Vê-se aqui a clara relação entre duas fases do ciclo econômico da indústria como momentos de alta e baixa, ou prosperidade e declínio, mediados pelas fases ou momentos de depressão, crise e estagnação; e todo este processo do capital como movimento de expansão e contração da acumulação, determinado pelas variações quantitativas nas relações entre o trabalho não pago e o trabalho pago, sob o envólucro do valor. Marx, todavia, localiza dentro das relações econômicas as contradições que impulsionam a tendência às crises e afirma:

Enfim, quanto mais aumenta o capital produtivo, tanto mais ele é obrigado a produzir para um mercado cujas necessidades desconhece, tanto mais a produção precede o consumo, tanto mais a oferta tende a forçar a procura e, por consequência, as crises são cada vez mais intensas e frequentes. Mas toda crise, por sua vez, acelera a concentração de capitais e engrossa as fileiras do proletariado (Idem).
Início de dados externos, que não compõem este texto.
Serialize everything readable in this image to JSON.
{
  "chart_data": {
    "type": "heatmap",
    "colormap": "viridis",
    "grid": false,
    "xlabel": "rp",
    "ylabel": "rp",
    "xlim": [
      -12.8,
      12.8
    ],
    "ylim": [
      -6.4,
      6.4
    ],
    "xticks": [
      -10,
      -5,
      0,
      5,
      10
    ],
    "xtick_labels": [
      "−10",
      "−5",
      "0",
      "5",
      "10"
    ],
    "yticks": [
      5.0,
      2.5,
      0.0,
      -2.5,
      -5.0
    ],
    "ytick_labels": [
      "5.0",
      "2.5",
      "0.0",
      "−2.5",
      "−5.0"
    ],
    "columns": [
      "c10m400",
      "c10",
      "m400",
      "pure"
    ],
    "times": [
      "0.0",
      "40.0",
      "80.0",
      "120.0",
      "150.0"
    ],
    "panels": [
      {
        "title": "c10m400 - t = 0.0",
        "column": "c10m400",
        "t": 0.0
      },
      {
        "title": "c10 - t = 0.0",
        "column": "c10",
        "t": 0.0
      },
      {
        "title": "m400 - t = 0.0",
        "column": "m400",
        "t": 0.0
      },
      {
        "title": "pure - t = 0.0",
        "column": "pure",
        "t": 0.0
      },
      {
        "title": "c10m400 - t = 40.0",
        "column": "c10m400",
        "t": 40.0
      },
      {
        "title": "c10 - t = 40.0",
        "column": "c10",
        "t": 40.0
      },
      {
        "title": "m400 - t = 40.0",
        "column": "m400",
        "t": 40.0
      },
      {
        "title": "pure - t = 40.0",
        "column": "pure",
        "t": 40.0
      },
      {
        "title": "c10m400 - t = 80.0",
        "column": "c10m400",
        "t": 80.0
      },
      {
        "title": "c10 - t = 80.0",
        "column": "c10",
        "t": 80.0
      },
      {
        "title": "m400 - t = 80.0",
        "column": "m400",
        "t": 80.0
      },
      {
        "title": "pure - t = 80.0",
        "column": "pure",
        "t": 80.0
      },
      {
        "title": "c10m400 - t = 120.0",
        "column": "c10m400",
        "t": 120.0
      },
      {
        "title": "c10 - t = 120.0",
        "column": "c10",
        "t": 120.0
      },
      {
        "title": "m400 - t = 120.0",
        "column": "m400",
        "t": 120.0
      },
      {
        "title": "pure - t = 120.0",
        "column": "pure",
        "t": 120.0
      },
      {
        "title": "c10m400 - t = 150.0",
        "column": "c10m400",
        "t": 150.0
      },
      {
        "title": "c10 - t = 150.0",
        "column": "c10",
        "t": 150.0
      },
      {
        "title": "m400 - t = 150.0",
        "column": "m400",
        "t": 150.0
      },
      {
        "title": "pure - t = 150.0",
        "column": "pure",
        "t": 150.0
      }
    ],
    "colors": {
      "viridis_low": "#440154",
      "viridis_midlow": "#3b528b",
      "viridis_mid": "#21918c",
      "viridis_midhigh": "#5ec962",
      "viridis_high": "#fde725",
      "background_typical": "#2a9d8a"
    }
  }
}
Em Carta a Annenkov, em Dezembro de 1846, Marx define a crise econômica de 1825 como a “primeira crise universal” do capitalismo, resultante do desenvolvimento da grande indústria e da introdução da maquinaria à produção. Segundo o autor, antes desta data, a introdução da maquinaria no processo produtivo da Inglaterra foi devido ao crescimento no

consumo acima da capacidade de produção industrial, portanto, atendia às necessidades do mercado deste país; posteriormente, a aplicação da maquinaria deriva da luta entre patrões e empregados. Nos outros países do continente europeu, a maquinaria é introduzida em função da concorrência com a própria Inglaterra; já nos Estados Unidos decorre tanto da concorrência quanto da insuficiência da força de trabalho para atender às necessidades de produção. Esta relação estabelecida entre o desenvolvimento da primeira crise de caráter universal do sistema do capital, acompanhando o processo de mecanização da produção industrial, atribui um papel importante à aplicação tecnológica na universalização do modo de produção do capital e, com ele, da crise de acumulação que lhe é intrínseca (209).